Jenkins HA Setup on AWS using Terraform, Ansible and Packer
Jenkins HA Setup on AWS using Terraform, Ansible and Packer
Table of contents
- What is High Availability?
- Why look for HA in the Applications?
- How can we set up the HA for Jenkins?
- What are we gonna perform?
- Prerequistes:
- 1 . Generate the token using ssh-keygen ==> Add the token into the Parameter Store
- Create the IAM role for the Jenkins Agent using Terraform
- Build the Jenkins Controller & Agent AMI's using Packer
- Deploying the Jenkins Controller Auto Scaling Group and Load balancer
What is High Availability?
High availability is the ability of a system to operate continuously without failing for a designated period.

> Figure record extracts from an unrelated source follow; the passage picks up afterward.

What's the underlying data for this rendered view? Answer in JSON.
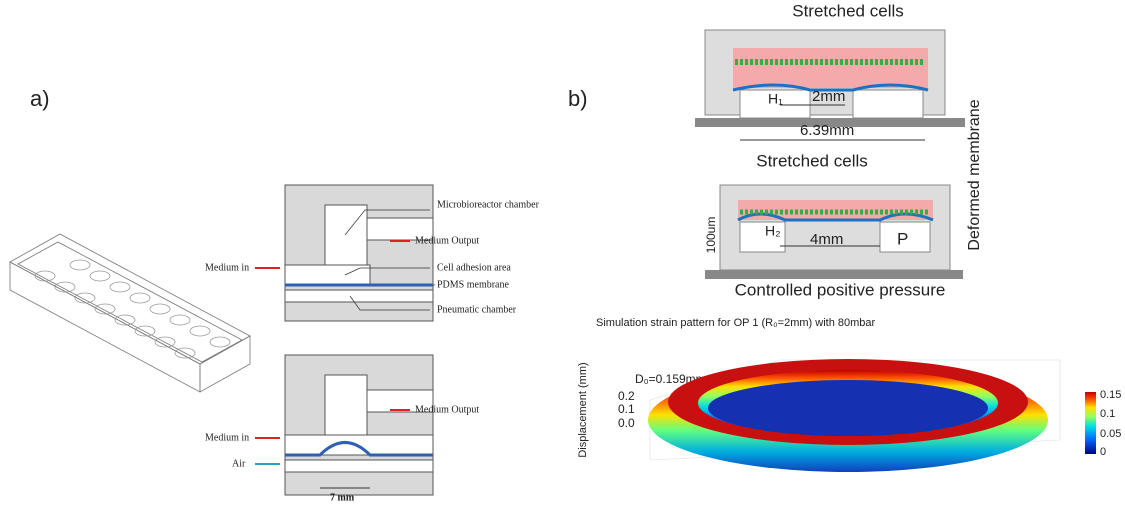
{
  "panel_a": {
    "label": "a)",
    "top_diagram": {
      "labels": [
        "Microbioreactor chamber",
        "Medium Output",
        "Medium in",
        "Cell adhesion area",
        "PDMS membrane",
        "Pneumatic chamber"
      ]
    },
    "bottom_diagram": {
      "labels": [
        "Medium Output",
        "Medium in",
        "Air",
        "7 mm"
      ]
    }
  },
  "panel_b": {
    "label": "b)",
    "top_diagram": {
      "labels": [
        "Stretched cells",
        "H₁",
        "2mm",
        "6.39mm"
      ]
    },
    "side_label": "Deformed membrane",
    "bottom_diagram": {
      "labels": [
        "Stretched cells",
        "100um",
        "H₂",
        "4mm",
        "P",
        "Controlled positive pressure"
      ]
    },
    "simulation": {
      "title": "Simulation strain pattern for OP 1 (R₀=2mm) with 80mbar",
      "annotation": "D₀=0.159mm",
      "axis_label": "Displacement (mm)",
      "axis_ticks": [
        "0.2",
        "0.1",
        "0.0"
      ],
      "colorbar_ticks": [
        "0.15",
        "0.1",
        "0.05",
        "0"
      ]
    }
  }
}
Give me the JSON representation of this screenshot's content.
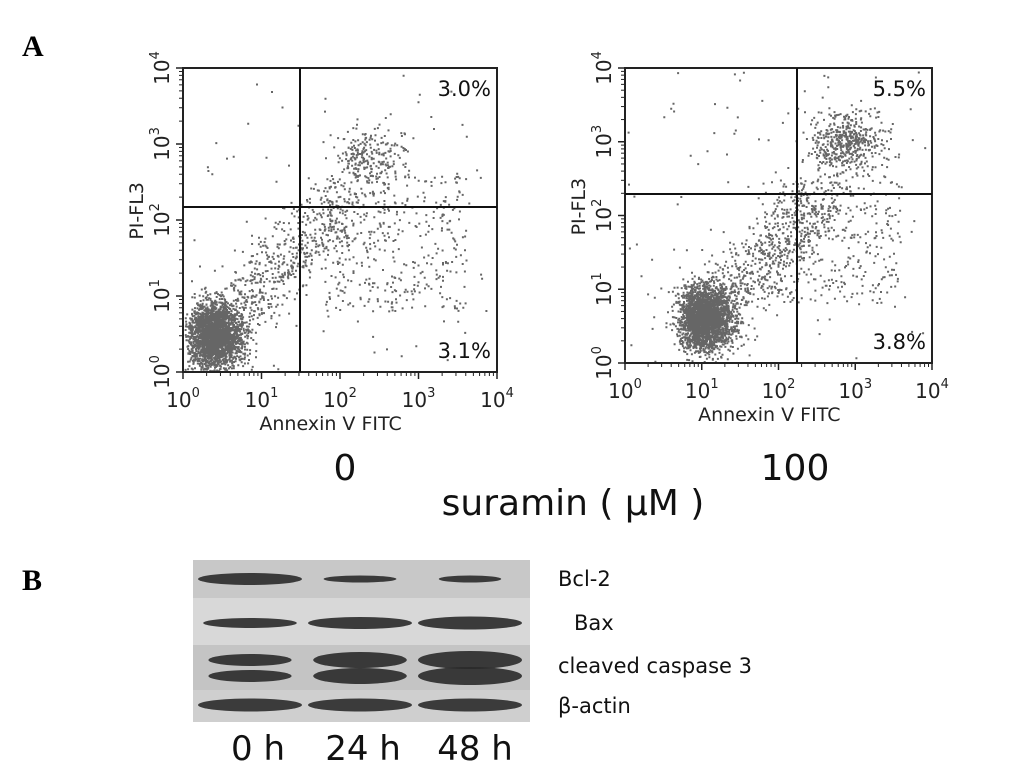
{
  "panel_a": {
    "label": "A",
    "axis_ticks": [
      {
        "base": "10",
        "exp": "0"
      },
      {
        "base": "10",
        "exp": "1"
      },
      {
        "base": "10",
        "exp": "2"
      },
      {
        "base": "10",
        "exp": "3"
      },
      {
        "base": "10",
        "exp": "4"
      }
    ],
    "plots": [
      {
        "y_label": "PI-FL3",
        "x_label": "Annexin V FITC",
        "upper_right": "3.0%",
        "lower_right": "3.1%",
        "condition": "0"
      },
      {
        "y_label": "PI-FL3",
        "x_label": "Annexin V FITC",
        "upper_right": "5.5%",
        "lower_right": "3.8%",
        "condition": "100"
      }
    ],
    "treatment": "suramin ( μM )"
  },
  "panel_b": {
    "label": "B",
    "proteins": [
      "Bcl-2",
      "Bax",
      "cleaved caspase 3",
      "β-actin"
    ],
    "lanes": [
      "0 h",
      "24 h",
      "48 h"
    ]
  }
}
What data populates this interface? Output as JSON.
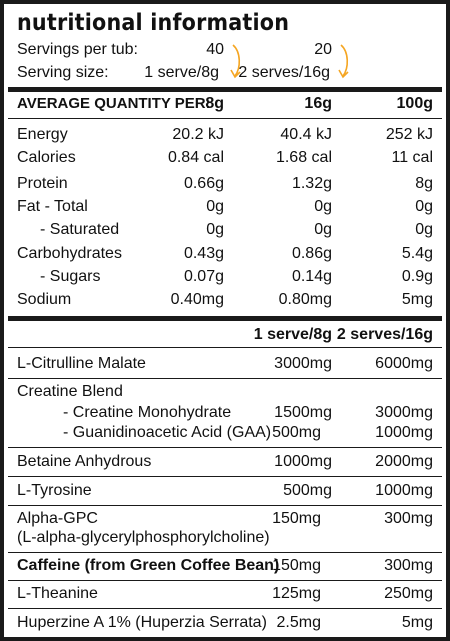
{
  "title": "nutritional information",
  "servings": {
    "per_tub_label": "Servings per tub:",
    "per_tub_values": [
      "40",
      "20"
    ],
    "size_label": "Serving size:",
    "size_values": [
      "1 serve/8g",
      "2 serves/16g"
    ],
    "arrow_color": "#f5a623"
  },
  "nutrition": {
    "headers": [
      "AVERAGE QUANTITY PER:",
      "8g",
      "16g",
      "100g"
    ],
    "rows": [
      [
        "Energy",
        "20.2 kJ",
        "40.4 kJ",
        "252 kJ"
      ],
      [
        "Calories",
        "0.84 cal",
        "1.68 cal",
        "11 cal"
      ],
      [
        "Protein",
        "0.66g",
        "1.32g",
        "8g"
      ],
      [
        "Fat - Total",
        "0g",
        "0g",
        "0g"
      ],
      [
        "- Saturated",
        "0g",
        "0g",
        "0g"
      ],
      [
        "Carbohydrates",
        "0.43g",
        "0.86g",
        "5.4g"
      ],
      [
        "- Sugars",
        "0.07g",
        "0.14g",
        "0.9g"
      ],
      [
        "Sodium",
        "0.40mg",
        "0.80mg",
        "5mg"
      ]
    ]
  },
  "ingredients": {
    "headers": [
      "1 serve/8g",
      "2 serves/16g"
    ],
    "l_citrulline": [
      "L-Citrulline Malate",
      "3000mg",
      "6000mg"
    ],
    "creatine_blend_label": "Creatine Blend",
    "creatine_mono": [
      "- Creatine Monohydrate",
      "1500mg",
      "3000mg"
    ],
    "gaa": [
      "- Guanidinoacetic Acid (GAA)",
      "500mg",
      "1000mg"
    ],
    "betaine": [
      "Betaine Anhydrous",
      "1000mg",
      "2000mg"
    ],
    "tyrosine": [
      "L-Tyrosine",
      "500mg",
      "1000mg"
    ],
    "alpha_gpc": [
      "Alpha-GPC",
      "150mg",
      "300mg"
    ],
    "alpha_gpc_sub": "(L-alpha-glycerylphosphorylcholine)",
    "caffeine": [
      "Caffeine (from Green Coffee Bean)",
      "150mg",
      "300mg"
    ],
    "theanine": [
      "L-Theanine",
      "125mg",
      "250mg"
    ],
    "huperzine": [
      "Huperzine A 1% (Huperzia Serrata)",
      "2.5mg",
      "5mg"
    ]
  }
}
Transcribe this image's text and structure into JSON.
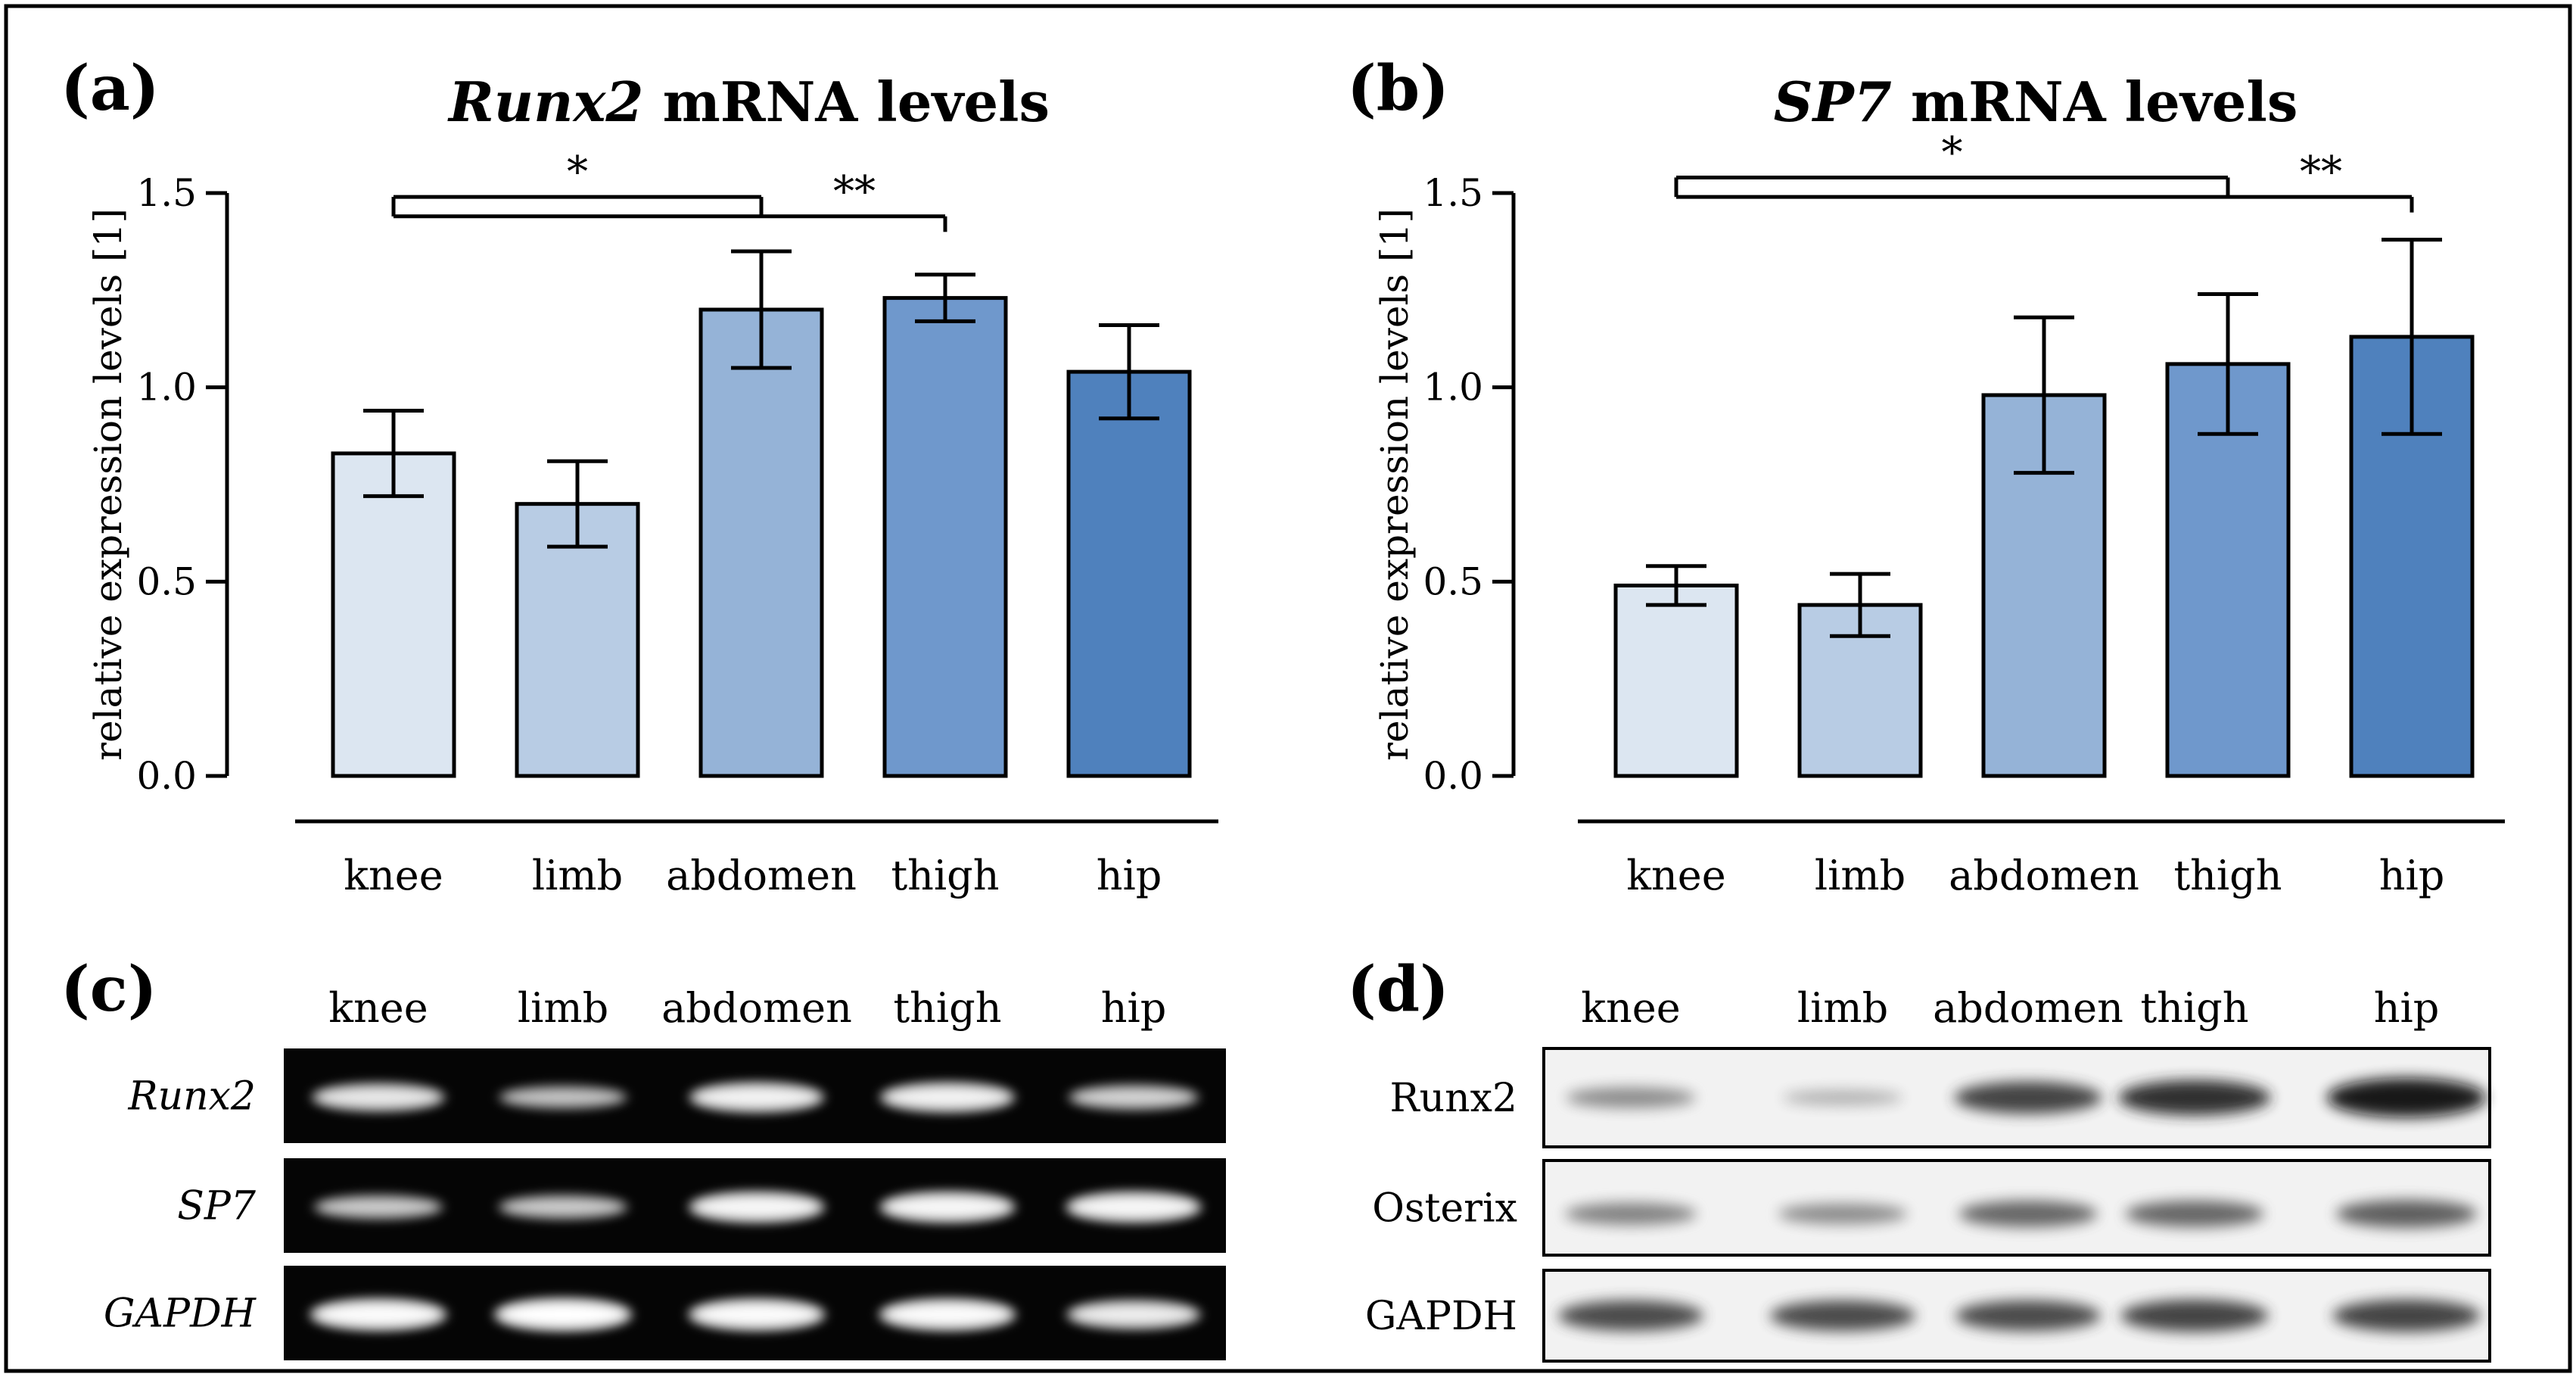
{
  "panels": {
    "a": {
      "label": "(a)"
    },
    "b": {
      "label": "(b)"
    },
    "c": {
      "label": "(c)"
    },
    "d": {
      "label": "(d)"
    }
  },
  "chart_data": [
    {
      "id": "a",
      "type": "bar",
      "title_italic": "Runx2",
      "title_rest": " mRNA levels",
      "xlabel": "",
      "ylabel": "relative expression levels [1]",
      "categories": [
        "knee",
        "limb",
        "abdomen",
        "thigh",
        "hip"
      ],
      "values": [
        0.83,
        0.7,
        1.2,
        1.23,
        1.04
      ],
      "errors": [
        0.11,
        0.11,
        0.15,
        0.06,
        0.12
      ],
      "colors": [
        "#dce6f1",
        "#b8cce4",
        "#95b3d7",
        "#6f98cc",
        "#4f81bd"
      ],
      "ylim": [
        0,
        1.5
      ],
      "yticks": [
        0.0,
        0.5,
        1.0,
        1.5
      ],
      "ytick_labels": [
        "0.0",
        "0.5",
        "1.0",
        "1.5"
      ],
      "significance": [
        {
          "from": 0,
          "to": 2,
          "label": "*",
          "y": 1.49,
          "tick_start": 1.44,
          "tick_end": 1.44
        },
        {
          "from": 0,
          "to": 3,
          "label": "**",
          "y": 1.44,
          "tick_start": 1.49,
          "tick_end": 1.4
        }
      ]
    },
    {
      "id": "b",
      "type": "bar",
      "title_italic": "SP7",
      "title_rest": " mRNA levels",
      "xlabel": "",
      "ylabel": "relative expression levels [1]",
      "categories": [
        "knee",
        "limb",
        "abdomen",
        "thigh",
        "hip"
      ],
      "values": [
        0.49,
        0.44,
        0.98,
        1.06,
        1.13
      ],
      "errors": [
        0.05,
        0.08,
        0.2,
        0.18,
        0.25
      ],
      "colors": [
        "#dce6f1",
        "#b8cce4",
        "#95b3d7",
        "#6f98cc",
        "#4f81bd"
      ],
      "ylim": [
        0,
        1.5
      ],
      "yticks": [
        0.0,
        0.5,
        1.0,
        1.5
      ],
      "ytick_labels": [
        "0.0",
        "0.5",
        "1.0",
        "1.5"
      ],
      "significance": [
        {
          "from": 0,
          "to": 3,
          "label": "*",
          "y": 1.54,
          "tick_start": 1.49,
          "tick_end": 1.49
        },
        {
          "from": 0,
          "to": 4,
          "label": "**",
          "y": 1.49,
          "tick_start": 1.54,
          "tick_end": 1.45
        }
      ]
    }
  ],
  "gel_c": {
    "lanes": [
      "knee",
      "limb",
      "abdomen",
      "thigh",
      "hip"
    ],
    "rows": [
      {
        "label": "Runx2",
        "italic": true,
        "intensity": [
          0.75,
          0.5,
          0.85,
          0.85,
          0.6
        ]
      },
      {
        "label": "SP7",
        "italic": true,
        "intensity": [
          0.55,
          0.55,
          0.9,
          0.9,
          0.9
        ]
      },
      {
        "label": "GAPDH",
        "italic": true,
        "intensity": [
          0.95,
          1.0,
          0.95,
          0.95,
          0.8
        ]
      }
    ]
  },
  "blot_d": {
    "lanes": [
      "knee",
      "limb",
      "abdomen",
      "thigh",
      "hip"
    ],
    "rows": [
      {
        "label": "Runx2",
        "italic": false,
        "intensity": [
          0.35,
          0.15,
          0.75,
          0.85,
          1.0
        ]
      },
      {
        "label": "Osterix",
        "italic": false,
        "intensity": [
          0.4,
          0.35,
          0.55,
          0.55,
          0.6
        ]
      },
      {
        "label": "GAPDH",
        "italic": false,
        "intensity": [
          0.7,
          0.7,
          0.7,
          0.75,
          0.75
        ]
      }
    ]
  }
}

Why look for HA in the Applications?
To reduce interruptions and downtime, it is essential to be ready for unexpected events that can bring down servers. At times, emergencies will bring down even the most robust, reliable software and systems. Highly available systems minimize the impact of these events, and can often recover automatically from component or even server failures.
How can we set up the HA for Jenkins?
This can be done in multiple ways.
- The poor Approach would be one which could be down for some point but still does its work It would be using the Virtual machines and setting up the Java so the time for startup here will cost us more than spinning up the new pods. So this approach still works!
Another Approach would be having the below setup here.
What are we gonna perform?
We will have our Jenkins Application in the AutoScaling Group of AWS and for backing it up in the case of Downtime we will use Elastic File Storage (EFS) to store the Data in different AZ so that when the Pods of the Jenkins start it will resume the same state where it was abrupted.
So with the new changes, we are going to create the AMI which is developed with the help of Packer; we will then send this information to the AutoScaling group of Jenkins.
The Application Load Balancer will then be useful to map the Jenkins application for users to access as the IP of the AutoScaling Group can change.
We will be provisioning the resources using the Terraform and configuring them using the Ansible Playbook
Prerequistes:
Installations: [This needed to be done]
Terraform
AWS CLI
Ansible
Packer
Upload the Keypair in the AWS Parameter Store in AWS System Manager for storing the credentials of the AWS Account.
We are going to use the Agent AMI and Controller AMI here for providing and configuring the resources.
There would be the creation of the ASG of Jenkins with min set to -1 and max +1 (creating only 1 instance of Jenkins controller at a time)
Once the controller is deployed we will deploy the agent server also we will validate the Jenkins with the Agent Controller with the required configuration
Also will explore how to upgrade Jenkins controller by updating the new AMI to Autoscaling Group.
[MUST CHECKOUT] Checkout the Repository:
Now Enough fiddling let's start doing the work !
1 . Generate the token using ssh-keygen ==> Add the token into the Parameter Store
Create the IAM role for the Jenkins Agent using Terraform
Here the modules contain the core logic to provision.
Now move to the terraform folder > iam in that run the following commands to generate and check the resources accordingly on AWS console.
terraform init
terraform fmt
terraform validate
terraform plan
terraform apply --auto-approve
NOTE: We will provision all the resources within the Terraform folders subfolder and not within modules.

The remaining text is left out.